Push the tip of a good, heavy, chef’s knife just under the notch.
Plunge all the way in, and with your free hand on the back of the knife, push down hard and quick, cutting all the way through the back and tail.
Again, with that chef’s knife, whack the tips off each claw. Make sure your other hand is safely away from the falling blade!
See the two claws here: the one on the left is cleaned up, with the ‘shoulder’ also trimmed, and the lower mandible of the claw pulled down and twisted.
Now, make little slices in the knuckles of the claws (arms).
Here’s a tip: if the meat from this part of the claw is just ever so soft and jiggly, and in perfect condition, then you know the lobster is cooked perfectly. Cook it too long, and it will stick to the inside of the shell, tearing the meat.
Use picks to dig out every last scrap of meat.
Trade secret: don’t forget to turn the beast over. Under here, where the claws were attached is some very sweet meat, that can go over looked.
Now, the pros would give you a funny look for using one of these. Bronwen feels that hammers tend to cause the shell to smash, leaving you picking shards of shell out of the meat. I’ll leave that up to you, because this shellfish hammer is over-the-top gorgeous. Get it from Bergo Designs.
Of course you’ll also need shell crackers, picks, and butter warmers. Check out The Cooks Place, as they carry a good selection and ship across Canada. They also carry a great selection of knives if you want to go the pro route!
And the right pot. Check this out. Now this is a steamer pot, not a boiling pot, so you will have to let your conscience be your guide. But I do love the spigot for easy draining. Get it and other lobster accoutrement from Crate and Barrel.
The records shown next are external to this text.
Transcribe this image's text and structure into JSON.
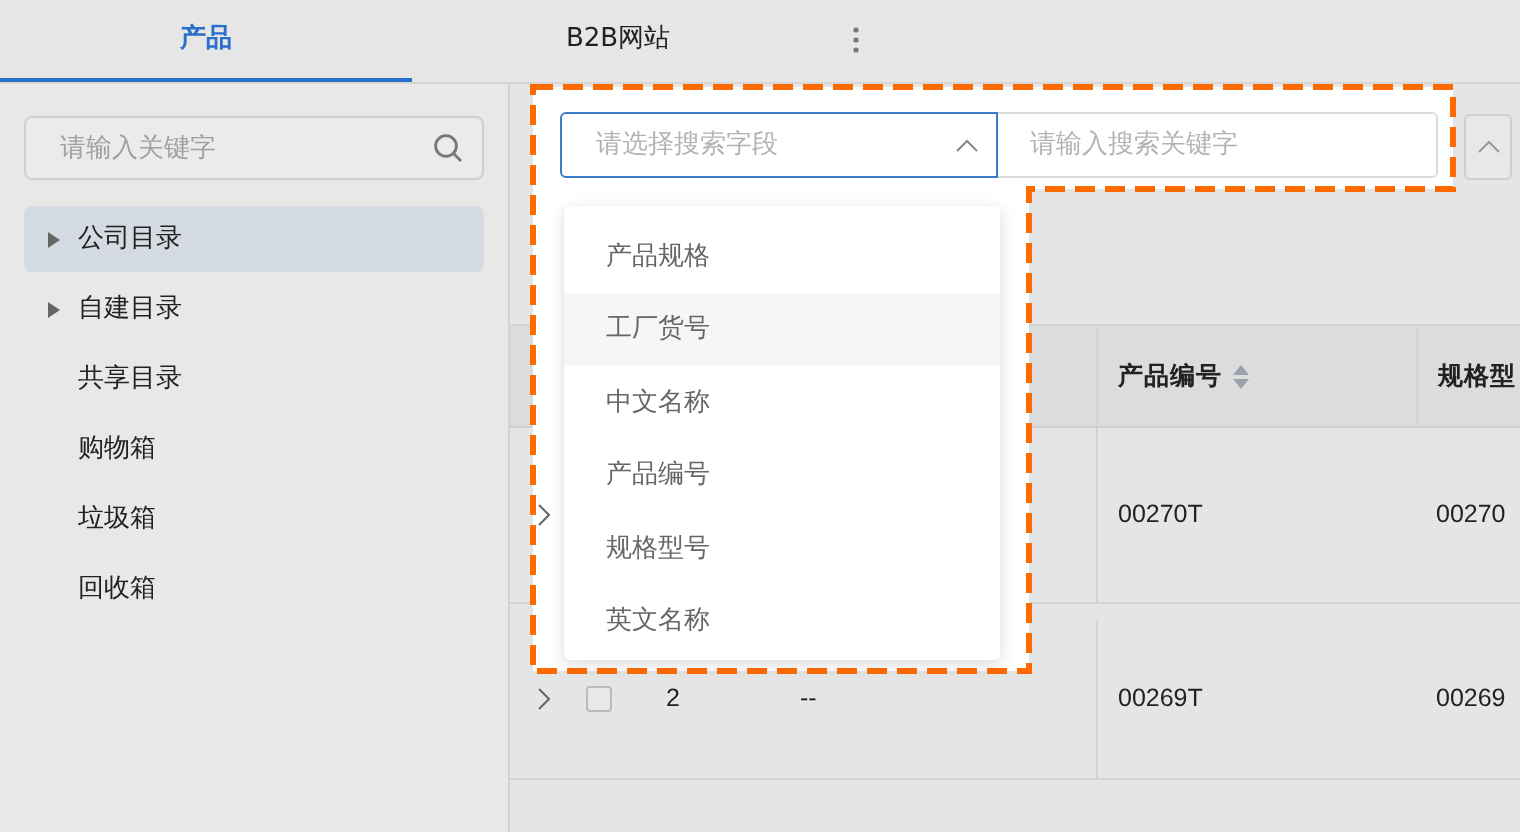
{
  "tabs": [
    {
      "label": "产品",
      "selected": true
    },
    {
      "label": "B2B网站",
      "selected": false
    }
  ],
  "sidebar": {
    "search": {
      "placeholder": "请输入关键字"
    },
    "items": [
      {
        "label": "公司目录",
        "expandable": true,
        "selected": true
      },
      {
        "label": "自建目录",
        "expandable": true,
        "selected": false
      },
      {
        "label": "共享目录",
        "expandable": false,
        "selected": false
      },
      {
        "label": "购物箱",
        "expandable": false,
        "selected": false
      },
      {
        "label": "垃圾箱",
        "expandable": false,
        "selected": false
      },
      {
        "label": "回收箱",
        "expandable": false,
        "selected": false
      }
    ]
  },
  "search_bar": {
    "field_select": {
      "placeholder": "请选择搜索字段",
      "expanded": true
    },
    "keyword": {
      "placeholder": "请输入搜索关键字"
    },
    "options": [
      {
        "label": "产品规格",
        "hovered": false
      },
      {
        "label": "工厂货号",
        "hovered": true
      },
      {
        "label": "中文名称",
        "hovered": false
      },
      {
        "label": "产品编号",
        "hovered": false
      },
      {
        "label": "规格型号",
        "hovered": false
      },
      {
        "label": "英文名称",
        "hovered": false
      }
    ]
  },
  "table": {
    "columns": [
      {
        "label": "产品编号",
        "sortable": true
      },
      {
        "label": "规格型"
      }
    ],
    "rows": [
      {
        "checked": null,
        "index": "",
        "column_4": "",
        "product_no": "00270T",
        "spec": "00270"
      },
      {
        "checked": false,
        "index": "2",
        "column_4": "--",
        "product_no": "00269T",
        "spec": "00269"
      }
    ]
  }
}
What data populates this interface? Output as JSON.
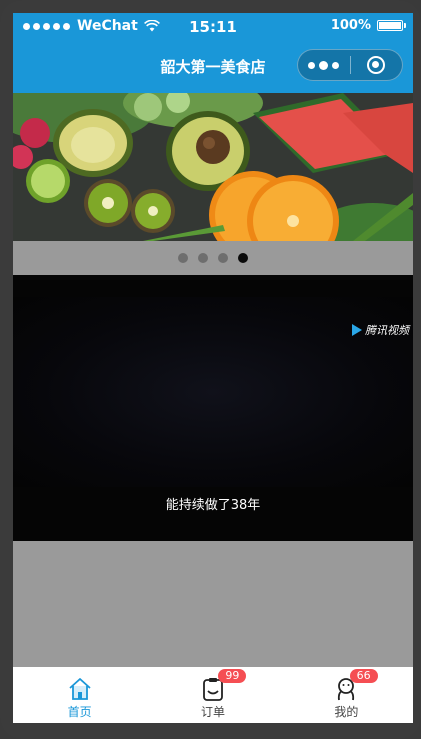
{
  "status_bar": {
    "carrier": "WeChat",
    "time": "15:11",
    "battery": "100%"
  },
  "nav": {
    "title": "韶大第一美食店"
  },
  "banner": {
    "image_description_icon": "fruit-banner-image",
    "page_count": 4,
    "active_index": 3
  },
  "video": {
    "provider_label": "腾讯视频",
    "caption": "能持续做了38年"
  },
  "tabbar": {
    "items": [
      {
        "label": "首页",
        "icon": "home-icon",
        "badge": "",
        "active": true
      },
      {
        "label": "订单",
        "icon": "orders-icon",
        "badge": "99",
        "active": false
      },
      {
        "label": "我的",
        "icon": "profile-icon",
        "badge": "66",
        "active": false
      }
    ]
  },
  "colors": {
    "primary": "#1a97d8",
    "badge": "#f54e53",
    "page_bg": "#9a9a9a"
  }
}
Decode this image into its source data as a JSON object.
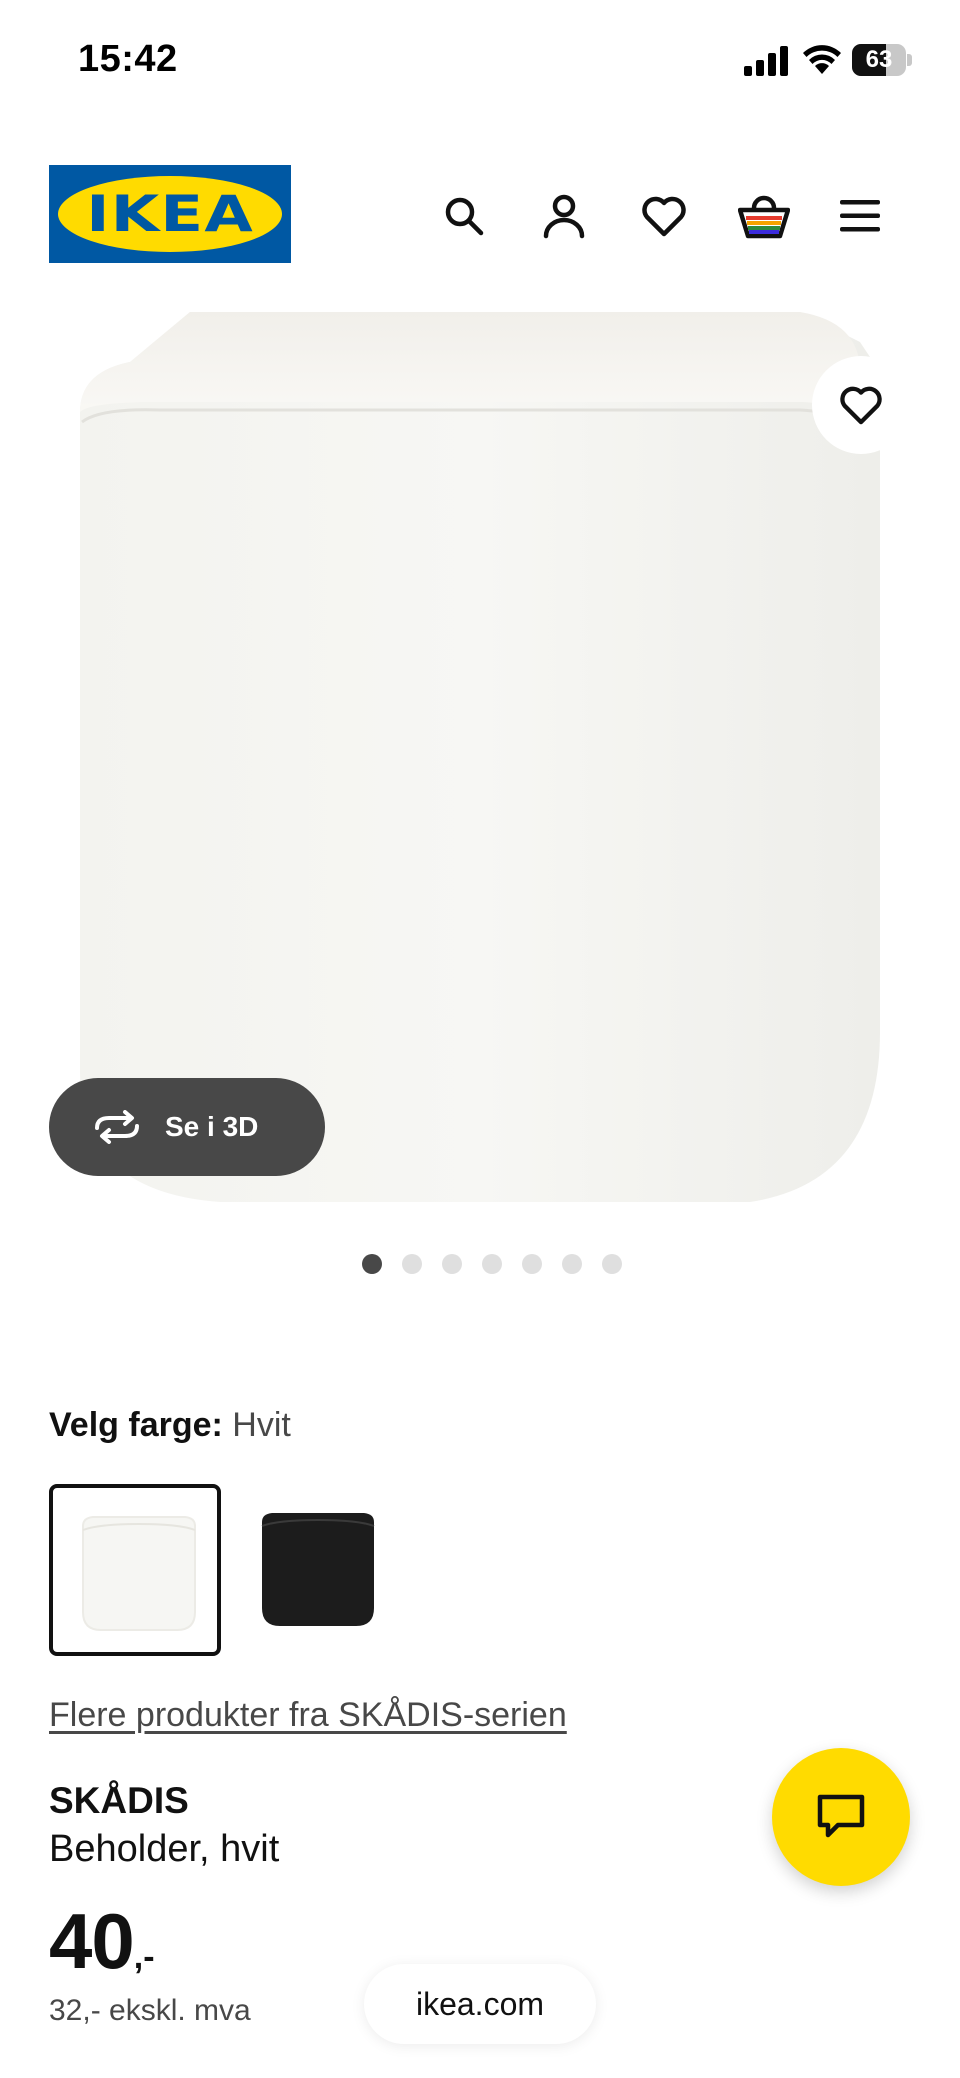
{
  "status_bar": {
    "time": "15:42",
    "battery": "63",
    "battery_level_percent": 63
  },
  "header": {
    "logo_text": "IKEA",
    "brand_colors": {
      "blue": "#0058a3",
      "yellow": "#ffdb00"
    },
    "icons": [
      "search-icon",
      "account-icon",
      "wishlist-heart-icon",
      "shopping-bag-icon",
      "menu-icon"
    ]
  },
  "gallery": {
    "view_3d_label": "Se i 3D",
    "image_count": 7,
    "active_index": 0
  },
  "color_selector": {
    "label": "Velg farge:",
    "value": "Hvit",
    "options": [
      {
        "name": "Hvit",
        "color": "#f6f6f3",
        "selected": true
      },
      {
        "name": "Svart",
        "color": "#1c1c1c",
        "selected": false
      }
    ]
  },
  "series_link": "Flere produkter fra SKÅDIS-serien",
  "product": {
    "name": "SKÅDIS",
    "description": "Beholder, hvit",
    "price_main": "40",
    "price_suffix": ",-",
    "price_ex_vat": "32,- ekskl. mva"
  },
  "browser": {
    "url": "ikea.com"
  }
}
Now if this is all too much, and you just want to indulge, and I mean truly over-the-top indulge and you’re either a fantastic cook, or are in the Toronto area, read on…..
Recipe courtesy Chef Patrick Lin. Photo credit: Metropolitan Hotels.
Senses Lobster Spaghettini
Yield: 4 Portions
Vegetable oil – 30 ml
Onions – 100g – Rough Chop
Celery – 100g – Rough Chop
Leeks – 100g – Rough Chop
Garlic – 1 clove – Smashed
Lemon -1 piece – Cut in half
Bay Leaf – 1 piece
White Wine – 60 ml
Water – 4 L
Lobster 1 ï¿½ lbs – 2 pieces
In a large stockpot over medium heat sweat: celery, onions, leeks, 1 clove of garlic.
De-glaze pot with white wine and juice from lemon.
Add in water, bay leaf and remainder of lemon and season heavily with salt. The water should taste acidic and salty. Bring liquid to a rolling boil.
Place lobsters into stock pot and cook for 2 minutes, pull out lobster and refresh in ice bath, pull off claws and place back into stock pot for another 4 minutes, pull out claws and refresh in ice bath.
Carefully remove meat from claws and tail, insuring to keep all the leftover shells and body. Reserve lobster meat for final dish.